This page has been validated.
16
ORIGIN OF PUNCH IN ITALY.
[PUNCH.

He tells us that, in Italy, "Harlequin's part is made up of blunders and absurdities: he is to mistake one name for another, to forget his errands, to stumble over queens, and to run his head against every post that comes in his way. This is all attended with something so comical in the voice and gestures, that a man who is sensible of the folly of the part can hardly forbear to be pleased with it."[1] Much of this character has been transferred to the clowns of our pantomimes, since Harlequin was elevated in station and degraded in understanding.[2]

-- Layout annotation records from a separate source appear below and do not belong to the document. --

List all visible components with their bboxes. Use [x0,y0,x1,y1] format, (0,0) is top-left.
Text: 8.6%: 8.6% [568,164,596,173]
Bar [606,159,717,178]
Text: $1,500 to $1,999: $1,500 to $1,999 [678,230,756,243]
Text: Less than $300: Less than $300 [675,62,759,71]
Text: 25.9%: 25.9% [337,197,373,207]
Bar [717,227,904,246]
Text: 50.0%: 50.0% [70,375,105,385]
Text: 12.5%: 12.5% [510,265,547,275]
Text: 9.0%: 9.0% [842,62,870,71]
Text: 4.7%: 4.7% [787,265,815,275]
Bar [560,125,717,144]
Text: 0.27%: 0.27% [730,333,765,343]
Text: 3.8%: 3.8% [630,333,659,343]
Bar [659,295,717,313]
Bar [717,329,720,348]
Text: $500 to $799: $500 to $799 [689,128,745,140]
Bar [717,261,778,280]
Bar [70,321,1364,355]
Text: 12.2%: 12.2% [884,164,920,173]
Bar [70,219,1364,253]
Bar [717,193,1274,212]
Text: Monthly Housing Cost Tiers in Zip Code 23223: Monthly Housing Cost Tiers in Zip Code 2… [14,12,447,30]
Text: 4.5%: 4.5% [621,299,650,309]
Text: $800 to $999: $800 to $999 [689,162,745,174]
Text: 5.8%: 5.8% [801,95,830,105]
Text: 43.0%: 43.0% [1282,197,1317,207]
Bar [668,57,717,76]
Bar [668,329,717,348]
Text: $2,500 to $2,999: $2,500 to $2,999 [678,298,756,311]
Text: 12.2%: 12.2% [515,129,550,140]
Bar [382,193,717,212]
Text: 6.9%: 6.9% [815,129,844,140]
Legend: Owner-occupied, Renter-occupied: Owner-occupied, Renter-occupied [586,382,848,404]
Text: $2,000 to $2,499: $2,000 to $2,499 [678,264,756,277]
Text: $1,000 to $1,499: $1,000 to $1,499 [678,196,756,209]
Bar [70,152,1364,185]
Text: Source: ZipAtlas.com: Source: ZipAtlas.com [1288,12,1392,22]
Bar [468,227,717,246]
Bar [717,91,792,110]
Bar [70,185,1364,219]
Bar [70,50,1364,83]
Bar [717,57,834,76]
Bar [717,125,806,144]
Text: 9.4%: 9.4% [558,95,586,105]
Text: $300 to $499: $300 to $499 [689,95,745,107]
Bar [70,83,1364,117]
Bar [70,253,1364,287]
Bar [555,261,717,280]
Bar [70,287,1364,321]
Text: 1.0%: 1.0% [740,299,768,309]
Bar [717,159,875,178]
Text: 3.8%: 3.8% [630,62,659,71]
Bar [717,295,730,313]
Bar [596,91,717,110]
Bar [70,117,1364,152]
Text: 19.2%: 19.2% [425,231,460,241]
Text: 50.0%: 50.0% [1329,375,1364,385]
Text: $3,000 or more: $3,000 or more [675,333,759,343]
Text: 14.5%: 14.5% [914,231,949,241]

Concluding, then, that Punch is one of the familia Harlequini, and that their common parent was the Vice of the old Moralities, the question arises, to what circumstance he owes the deformity of his figure, and why his nose, by its length, is rendered so obtrusive a feature? We can only answer, that it pleased his inventor, Silvio Fiorillo, to make him so; and, perhaps, he did it in some degree with a view of rendering him more ridiculous, and to distinguish him more effectually from other characters of not dissimilar habits and propensities in the impromptu comedies: hence too, probably, the peculiar quality of his voice, to which Addison alludes. One striking characteristic of Punch is his amorous inclination; and it is generally supposed that individuals with the personal defect for which he is remarkable, are peculiarly "given to the feminines;" and the Italian proverb relating to the length of nose, needs not, if it could, be repeated. Among
  1. Travels, p. 77, edition 1718.
  2. A good deal has been written on the etymology of the word Harlequin: it is very clear that the fanciful derivations from Francis the First's ridicule of Charles Quint, and from M. de Harlay-quint, in the reign of Henry III, of France, are unfounded. The Rev. Mr. Todd quotes a letter of M. Raulin, dated 1521, which affords clear evidence that the "familiam Harlequini" was even then "antiquam;" and as early as the time of Odericus Vitalis, a.d. 1143, the same family is mentioned as the familia Herlechini. This decisive authority, from its high antiquity, was not known to Mr. Todd. Whether Harlequinus, or Herlechinus, were really the name of any family, or whether it was a corruption of the old French arlot, a cheat, must still, and perhaps will ever, remain a matter of dispute among the learned.